PERATURAN PERUSAHAAN

PENGERTIAN
Istilah peraturan perusahaan ada yang menyebut dengan peraturan kerja perusahaan, peraturan majikan, reglement perusahaan, peraturankaryawan, maupun peraturan kepegawaian. Adapun Undang-Undang Nomor 13 Tahun 2003 tentang Ketenagakerjaan memilih untuk menggunakan istilah “Peraturan Perusahaan”.
Jauh sebelum adanya Undang-Undang Nomor 13 Tahun 2003 tentang Ketenagakerjaan, Kitab Undang-Undang Hukum Perdata (KUHPerdata) atau Burgerlijke Wetboek (BW) telah mengatur mengenai Peraturan Perusahaan, yaitu pada Pasal 1601 huruf j, k, l dan m. Namun KUHPerdata sendiri tidak secara tegas merumuskan mengenai apa yang dimaksud dengan Peraturan Perusahaan.
Definisi Peraturan Perusahaan untuk pertama kalinya dirumuskan dalam Permenakertranskop No. PER.02/MEN/1976. Menurut Permenakertranskop tersebut, yang dimaksud dengan Peraturan Perusahaan adalah suatu peraturan yang dibuat oleh pimpinan perusahaan yang memuat ketentuan mengenai syarat-syarat kerja dan tata tertib yang berlaku di perusahaan yang bersangkutan.
Dua tahun kemudian, ketentuan yang mengatur mengenai Peraturan Perusahaan diperbarui melalui Permenakertranskop No. PER.02/MEN/1978. Perubahan beberapa ketentuan mengenai Peraturan Perusahaan dalam Permenakertranskop ini tidak disertai dengan perubahan pendefinisian Peraturan Perusahaan, sehingga definisi Peraturan Perusahaan masih sama dengan rumusan sebelumnya.
Bagaimana dengan pengertian Peraturan Perusahaan menurut Undang-Undang Ketenagakerjaan yang belaku saat ini? Menurut Pasal 1 Angka 24 Undang-Undang Nomor 13 Tahun 2003 tentang Ketenagakerjaan, menyebutkan bahwa Peraturan Perusahaan adalah peraturan yang dibuat secara tertulis oleh pengusaha yang memuat syarat-syarat kerja dan tata tertib perusahaan.

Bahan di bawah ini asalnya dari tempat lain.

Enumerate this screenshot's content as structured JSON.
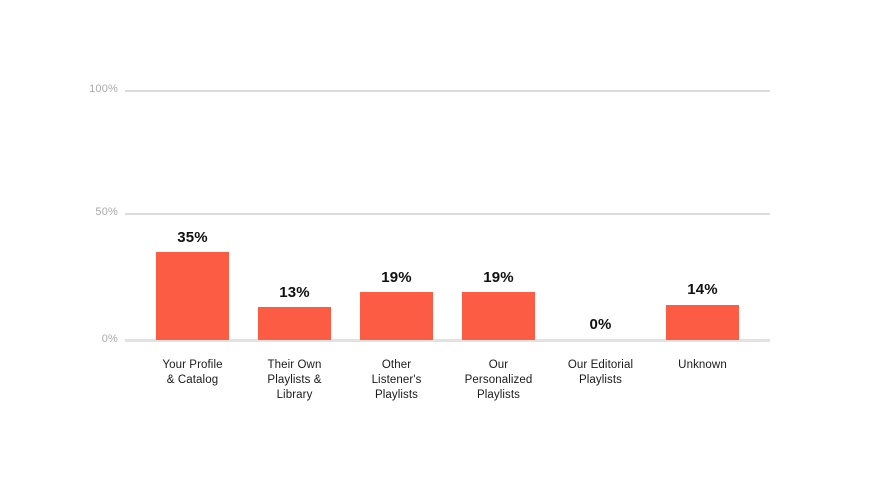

Dasar hukum pembuatan Peraturan Perusahaan adalah sebagai berikut :
1.    Pasal 108 – 115 Undang-Undang Nomor 13 Tahun 2003 tentang Ketenagakerjaan.
2.    Undang-Undang Nomor  21 Tahun 2000 tentang Serikat Pekerja/Serikat Buruh.
3.   Undang-Undang Nomor 2 Tahun 2004 tentang Penyelesaian Perselisihan Hubungan Industrial.
4. Kepmenakertrans RI Nomor : KEP.48/MEN/2004 tentang Tata Cara Pembuatan dan Pengesahan Peraturan Perusahaan serta Pembuatan dan Pendaftaran Perjanjian Kerja Bersama.
5. Permenakertrans RI Nomor : PER-08/MEN/III/2006 tentang Perubahan Keputuran Menteri Tenaga Kerja dan Transmigrasi Nomor : KEP.48/MEN/2004 tentang Tata Cara Pembuatan dan Pengesahan Peraturan Perusahaan serta Pembuatan dan Pendaftaran Perjanjian Kerja Bersama.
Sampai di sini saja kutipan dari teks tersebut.